Once activated, AMPK-mediated phosphorylation events switch cells from active ATP consumption (e.g. fatty acid and cholesterol biosynthesis) to active ATP production (e.g. fatty acid and glucose oxidation). These events are rapidly initiated and are referred to as short-term regulatory processes. The activation of AMPK also exerts long-term effects at the level of both gene expression and protein synthesis. Other important activities attributable to AMPK are regulation of insulin synthesis and secretion in pancreatic islet β-cells, modulation of hypothalamic functions involved in the regulation of satiety (the sensation of being full), and regulation of the cellular process called autophagy. Autophagy literally means "self-eating" and is the process whereby damaged cellular components (e.g. proteins) and organelles can be degraded and the constituent parts (e.g. amino acids) reutilized. Abnormal autophagy is associated with increased cell death as well as numerous pathogies.
The cellular signaling cascades initiated by the activation of AMPK exert effects on glucose and lipid metabolism, gene expression, protein synthesis, and cellular responses to various forms of stress. These effects are most important for regulating metabolic events in the liver, skeletal muscle, heart, adipose tissue, and pancreas but are also critical for cellular survival pathways.

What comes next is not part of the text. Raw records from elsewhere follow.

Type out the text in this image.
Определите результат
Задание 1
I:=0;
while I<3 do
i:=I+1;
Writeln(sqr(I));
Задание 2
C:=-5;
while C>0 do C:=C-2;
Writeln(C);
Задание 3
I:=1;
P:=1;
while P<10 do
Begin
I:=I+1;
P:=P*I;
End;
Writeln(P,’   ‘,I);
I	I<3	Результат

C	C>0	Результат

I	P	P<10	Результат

Demonstration of the central role of AMPK in the regulation of metabolism in response to events such as nutrient- or exercise-induced stress. Several of the known physiologic targets for AMPK are included as well as several pathways whose flux is affected by AMPK activation. Arrows indicate positive effects of AMPK, whereas, T-lines indicate the resultant inhibitory effects of AMPK action.
Stress and exercise are powerful inducers of AMPK activity in skeletal muscle. Additional regulators of AMPK activity have been identified such as the insulin-sensitizing drugs of the thiazolidinedione (TZD) family as well as the biguanide class of hypoglycemia drugs (predominantly metformin). Both of these classes of drug exert a portion of their effects through increaing the activity of AMPK.

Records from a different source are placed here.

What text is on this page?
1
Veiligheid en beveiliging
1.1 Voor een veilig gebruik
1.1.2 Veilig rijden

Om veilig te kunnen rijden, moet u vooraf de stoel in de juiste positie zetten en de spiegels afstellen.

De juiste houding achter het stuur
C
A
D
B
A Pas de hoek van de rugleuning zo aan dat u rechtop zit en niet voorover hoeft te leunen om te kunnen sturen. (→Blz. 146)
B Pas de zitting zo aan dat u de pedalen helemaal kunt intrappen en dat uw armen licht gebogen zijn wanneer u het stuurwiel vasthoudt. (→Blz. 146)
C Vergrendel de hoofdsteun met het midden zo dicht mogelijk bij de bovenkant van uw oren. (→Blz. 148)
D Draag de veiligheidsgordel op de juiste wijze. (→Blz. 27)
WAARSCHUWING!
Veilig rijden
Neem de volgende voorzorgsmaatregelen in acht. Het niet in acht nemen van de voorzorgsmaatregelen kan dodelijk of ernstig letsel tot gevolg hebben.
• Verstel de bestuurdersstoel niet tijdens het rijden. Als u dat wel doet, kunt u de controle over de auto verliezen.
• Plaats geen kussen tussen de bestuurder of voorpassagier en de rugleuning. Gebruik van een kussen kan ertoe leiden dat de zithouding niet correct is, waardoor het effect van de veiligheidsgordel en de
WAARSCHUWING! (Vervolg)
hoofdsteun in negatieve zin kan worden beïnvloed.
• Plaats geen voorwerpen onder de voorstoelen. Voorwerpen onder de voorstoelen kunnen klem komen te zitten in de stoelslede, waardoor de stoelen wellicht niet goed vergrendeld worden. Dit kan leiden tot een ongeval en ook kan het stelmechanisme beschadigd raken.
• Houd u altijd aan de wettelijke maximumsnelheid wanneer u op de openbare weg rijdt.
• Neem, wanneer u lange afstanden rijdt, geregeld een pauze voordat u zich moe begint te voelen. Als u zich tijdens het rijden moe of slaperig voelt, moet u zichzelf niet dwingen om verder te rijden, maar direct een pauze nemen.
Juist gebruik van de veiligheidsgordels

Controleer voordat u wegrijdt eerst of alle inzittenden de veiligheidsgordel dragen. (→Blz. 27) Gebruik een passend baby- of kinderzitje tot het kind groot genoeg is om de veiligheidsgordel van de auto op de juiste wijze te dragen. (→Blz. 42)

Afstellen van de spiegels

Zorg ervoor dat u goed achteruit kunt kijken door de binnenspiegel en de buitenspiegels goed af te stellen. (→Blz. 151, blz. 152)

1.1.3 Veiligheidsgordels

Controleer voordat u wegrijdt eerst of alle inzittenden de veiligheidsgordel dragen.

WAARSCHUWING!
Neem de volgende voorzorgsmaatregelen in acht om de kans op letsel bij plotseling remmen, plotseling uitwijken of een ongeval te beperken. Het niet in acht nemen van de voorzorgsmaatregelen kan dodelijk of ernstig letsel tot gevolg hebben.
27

In the context of cellular aging, two major pathways are central in the regulation of the processes of responding to cellular damage and death. These pathways are called apoptosis (programmed cell death) and autophagy ("self-eating"). The process of apoptosis is designed to remove cells from tissues when their usefulness has been exceeded or something pathological has occurred which could render the tissue dysfunctional should the abnormal cell(s) be allowed to remain. The process of autophagy is activated as a means to clear out abnormal proteins and/or organelles within cells in order to maintain the viability of the cells. Of course if the damage is severe enough autophagy is insufficient and the apoptotic program will likely be activated.

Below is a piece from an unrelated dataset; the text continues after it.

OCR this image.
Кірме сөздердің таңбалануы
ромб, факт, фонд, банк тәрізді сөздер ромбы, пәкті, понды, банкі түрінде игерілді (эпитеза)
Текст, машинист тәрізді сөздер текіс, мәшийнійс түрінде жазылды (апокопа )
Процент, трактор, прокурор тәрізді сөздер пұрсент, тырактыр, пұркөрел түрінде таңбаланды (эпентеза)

A central regulator of the signaling pathways that triggers autophagy is the serine and threonine kinase called mTOR (mechanistic target of rapamycin). This enzyme is the principal component of both the mTOR complex 1 (mTORC1) and mTORC2 protein complexes. The mTORC1 is the major mTOR-containing complex that regulates cellular responses to growth factor signaling, nutrient deprivation, and various forms of cellular stress all of which are contribute to cellular aging. Activation of the the kinase activity of mTOR results in the activation of the autophagy program. More detailed information on the role of mTORC1 in autophagy can be found in The Medical Biochemistry Page. Several other serine and threonine kinases regulate the kinase activity of mTOR either positivly or negatively. Under conditions of energy depletion, such as nutrient starvation, the master metabolic regulatory kinase, AMPK, is activated which phosphorylates and inhibits the kinase activity of mTOR. When mTOR is inactivated by AMPK there is an induction of autophagy which will prevent the accumulation of damaged proteins, thereby ensuring cell survival and tissue viability.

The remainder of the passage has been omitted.